Délibération du conseil municipal contre le dossier DCNS



 

 

Département du Morbihan Arrondissement de Lorient Canton de Groix Commune de Groix

Date de convocation : 25 novembre 2011 Nombre de conseillers
En exercice : 18
En présence : 14

Votants : 18

L’an deux mil onze,Le vingt-neuf novembre, à dix-huit heures trente


Le conseil municipal, dûment convoqué, s’est réuni en session ordinaire, au lieu ordinaire de séance, sous la présidence de Monsieur Eric Regénermel, Maire,
Présents : Lionel BARON, Yann BOTERF, Gilles BLOREC, Éric REGENERMEL, Joël PUILLON, André TONNERRE, Jean-Marc HESS, Victor DA SILVA, Thierry BIHAN, Josette LE QUELLEC, André ROMIEUX, Gilles LE MENACH, Régis STEPHANT, Claude GUIADER
Absents excusés et représentés: Dominique YVON, Florence LE PEN, Michel TONNERRE, François MARGUET
Pouvoirs : Dominique YVON à Gilles LE MENACH, Florence LE PEN à Régis STEPHANT, Michel TON- NERRE à Thierry BIHAN, François MARGUET à Victor DA SILVA

DELIBERATION n°2011- 70 – Dragages DCNS – Enquête p ublique

Vu le Code Général des Collectivités Territoriales,
vu le Code de l'Environnement,
Vu l'arrêté préfectoral du 10 octobre 2011 prescrivant une enquête publique relative au projet de dragage d'entretien du port de DCNS – Chantiers Navals de Lorient, et particulièrement son article 7 qui établit « les conseils municipaux des communes vis »es à l'article 3 – Lorient, Lanester, Groix et Ploemeur – du présent arrêté sont appelées à donner leur avis sur le projet dès l'ouverture de l'enquête et au plus tard dans les quinze jours suivant la clôture du registre d'enquête,
Considérant les dates d'ouverture et de clôture du dossier d'enquête publique du 24 octobre au 18 novembre 2011,
Considérant l'exposé des motivations suivantes :

Sur les nouvelles mesures du plan de dragage:

DCNS fait part de la nécessité de draguer à peu près 40 000 m3 maximum par an pour les 10 années à venir afin d'évacuer les sédiments sur des faibles profondeurs donc à priori des sédiments marins et fluviaux « nouveaux » donc différents des vases « historiquement » polluées situées plus en profondeur.
Ce plan pluriannuel est intéressant dans la mesure où il est préférable de claper moins et plus souvent que de grandes quantités en une seule campagne.
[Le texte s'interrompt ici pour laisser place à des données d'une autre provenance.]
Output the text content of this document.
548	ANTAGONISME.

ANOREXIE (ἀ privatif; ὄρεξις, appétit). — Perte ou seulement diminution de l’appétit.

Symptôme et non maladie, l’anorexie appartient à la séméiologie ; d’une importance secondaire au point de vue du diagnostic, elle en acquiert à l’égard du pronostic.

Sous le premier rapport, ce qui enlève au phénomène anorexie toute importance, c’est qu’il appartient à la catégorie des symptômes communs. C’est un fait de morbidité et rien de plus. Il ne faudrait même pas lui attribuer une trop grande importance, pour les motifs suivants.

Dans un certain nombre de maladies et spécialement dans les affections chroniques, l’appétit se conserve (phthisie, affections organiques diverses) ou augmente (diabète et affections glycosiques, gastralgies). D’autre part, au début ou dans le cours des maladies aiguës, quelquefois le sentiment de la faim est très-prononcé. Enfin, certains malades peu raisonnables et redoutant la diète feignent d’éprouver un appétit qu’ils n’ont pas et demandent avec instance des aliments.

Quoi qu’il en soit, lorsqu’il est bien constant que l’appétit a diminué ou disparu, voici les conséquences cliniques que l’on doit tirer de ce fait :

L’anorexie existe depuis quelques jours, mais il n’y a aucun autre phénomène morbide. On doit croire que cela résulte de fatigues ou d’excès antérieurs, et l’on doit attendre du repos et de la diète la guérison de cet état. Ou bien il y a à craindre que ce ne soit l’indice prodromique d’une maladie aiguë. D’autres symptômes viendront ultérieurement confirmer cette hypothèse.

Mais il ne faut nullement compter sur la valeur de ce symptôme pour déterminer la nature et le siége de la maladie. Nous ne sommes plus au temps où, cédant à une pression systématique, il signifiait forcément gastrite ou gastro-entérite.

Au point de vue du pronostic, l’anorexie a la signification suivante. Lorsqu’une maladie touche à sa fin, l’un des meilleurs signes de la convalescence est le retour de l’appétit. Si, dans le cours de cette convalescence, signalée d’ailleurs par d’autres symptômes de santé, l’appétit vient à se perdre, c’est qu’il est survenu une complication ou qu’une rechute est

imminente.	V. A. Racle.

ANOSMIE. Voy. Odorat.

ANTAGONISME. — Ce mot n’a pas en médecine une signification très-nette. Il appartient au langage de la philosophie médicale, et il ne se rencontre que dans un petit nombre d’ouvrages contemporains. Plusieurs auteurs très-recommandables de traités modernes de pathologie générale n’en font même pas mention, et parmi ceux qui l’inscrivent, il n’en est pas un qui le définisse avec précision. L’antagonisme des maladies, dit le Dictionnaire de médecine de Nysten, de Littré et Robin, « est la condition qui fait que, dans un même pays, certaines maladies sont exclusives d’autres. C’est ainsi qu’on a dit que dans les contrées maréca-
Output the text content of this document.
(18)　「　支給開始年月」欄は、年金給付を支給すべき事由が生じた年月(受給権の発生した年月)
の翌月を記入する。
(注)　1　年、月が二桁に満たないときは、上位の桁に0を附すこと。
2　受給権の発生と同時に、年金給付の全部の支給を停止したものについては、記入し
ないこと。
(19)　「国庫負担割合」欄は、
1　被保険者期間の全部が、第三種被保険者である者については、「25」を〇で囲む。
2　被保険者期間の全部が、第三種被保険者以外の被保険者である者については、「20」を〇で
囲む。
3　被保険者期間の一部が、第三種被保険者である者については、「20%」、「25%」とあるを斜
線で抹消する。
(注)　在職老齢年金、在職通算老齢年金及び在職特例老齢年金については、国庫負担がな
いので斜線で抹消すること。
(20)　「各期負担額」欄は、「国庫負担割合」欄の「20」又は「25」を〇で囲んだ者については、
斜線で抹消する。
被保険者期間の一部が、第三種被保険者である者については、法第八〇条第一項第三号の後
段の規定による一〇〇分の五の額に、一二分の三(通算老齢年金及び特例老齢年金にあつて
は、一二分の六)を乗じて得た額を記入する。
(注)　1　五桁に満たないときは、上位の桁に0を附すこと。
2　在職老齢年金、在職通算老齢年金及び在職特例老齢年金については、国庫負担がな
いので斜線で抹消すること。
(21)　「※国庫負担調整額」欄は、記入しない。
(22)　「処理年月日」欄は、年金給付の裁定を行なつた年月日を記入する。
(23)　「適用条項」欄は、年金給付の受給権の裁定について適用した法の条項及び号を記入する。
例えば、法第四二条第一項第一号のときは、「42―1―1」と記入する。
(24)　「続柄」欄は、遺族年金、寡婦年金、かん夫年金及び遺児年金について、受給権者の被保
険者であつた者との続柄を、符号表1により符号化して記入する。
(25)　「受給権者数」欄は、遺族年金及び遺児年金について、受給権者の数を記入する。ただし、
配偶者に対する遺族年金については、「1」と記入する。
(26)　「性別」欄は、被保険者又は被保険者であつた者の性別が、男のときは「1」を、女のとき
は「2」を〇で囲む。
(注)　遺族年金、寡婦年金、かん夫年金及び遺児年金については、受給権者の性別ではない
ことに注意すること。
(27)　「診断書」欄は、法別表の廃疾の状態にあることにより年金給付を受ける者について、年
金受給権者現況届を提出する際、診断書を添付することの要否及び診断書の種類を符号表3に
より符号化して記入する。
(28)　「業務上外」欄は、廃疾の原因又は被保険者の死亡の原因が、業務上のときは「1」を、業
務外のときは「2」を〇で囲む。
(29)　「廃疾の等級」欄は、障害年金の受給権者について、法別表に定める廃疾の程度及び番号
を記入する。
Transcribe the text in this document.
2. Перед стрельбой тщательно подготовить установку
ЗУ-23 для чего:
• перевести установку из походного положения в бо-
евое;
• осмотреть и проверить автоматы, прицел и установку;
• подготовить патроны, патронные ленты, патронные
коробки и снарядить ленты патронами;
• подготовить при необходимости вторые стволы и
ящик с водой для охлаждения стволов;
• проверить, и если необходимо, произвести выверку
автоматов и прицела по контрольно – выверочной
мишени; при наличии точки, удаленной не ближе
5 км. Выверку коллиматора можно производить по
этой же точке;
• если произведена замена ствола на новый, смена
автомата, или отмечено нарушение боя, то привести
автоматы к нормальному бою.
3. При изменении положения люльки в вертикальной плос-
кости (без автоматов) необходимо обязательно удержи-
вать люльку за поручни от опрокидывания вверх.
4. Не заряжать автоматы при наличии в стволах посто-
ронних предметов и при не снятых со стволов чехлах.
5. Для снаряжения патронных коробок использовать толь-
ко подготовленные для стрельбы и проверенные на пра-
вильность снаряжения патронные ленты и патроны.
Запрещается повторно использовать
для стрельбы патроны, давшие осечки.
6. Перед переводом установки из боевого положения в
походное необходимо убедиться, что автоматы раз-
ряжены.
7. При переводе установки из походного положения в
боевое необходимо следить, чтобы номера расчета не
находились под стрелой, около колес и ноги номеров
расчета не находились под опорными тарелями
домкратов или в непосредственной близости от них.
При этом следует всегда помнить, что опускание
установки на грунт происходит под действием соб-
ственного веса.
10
Mais peut-on être sûr du respect de ce planning ? Effectuer une opération plus importante tous les 2 ou 3 ans plutôt que selon le calendrier annoncé permet d' économiser des coûts importants d'amenée et repli de matériels et installations de chantier.

Sont étudiées des possibilités d’autres filières de traitement mais qui ne sont ni abouties techniquement, ni chiffrées financièrement ni validées par la DREAL.
Si ce dossier est manifestement inconsistant, on peut le considérer comme une perche tendue aux autres acteurs du dragage (Région et Cap l’Orient) pour mutualiser des filières de stockage et/ou de retraitement à terre (avec en particulier la nécessité d’un site aux normes classe 4, dont le lieu sera compliqué à créer dans la proximité).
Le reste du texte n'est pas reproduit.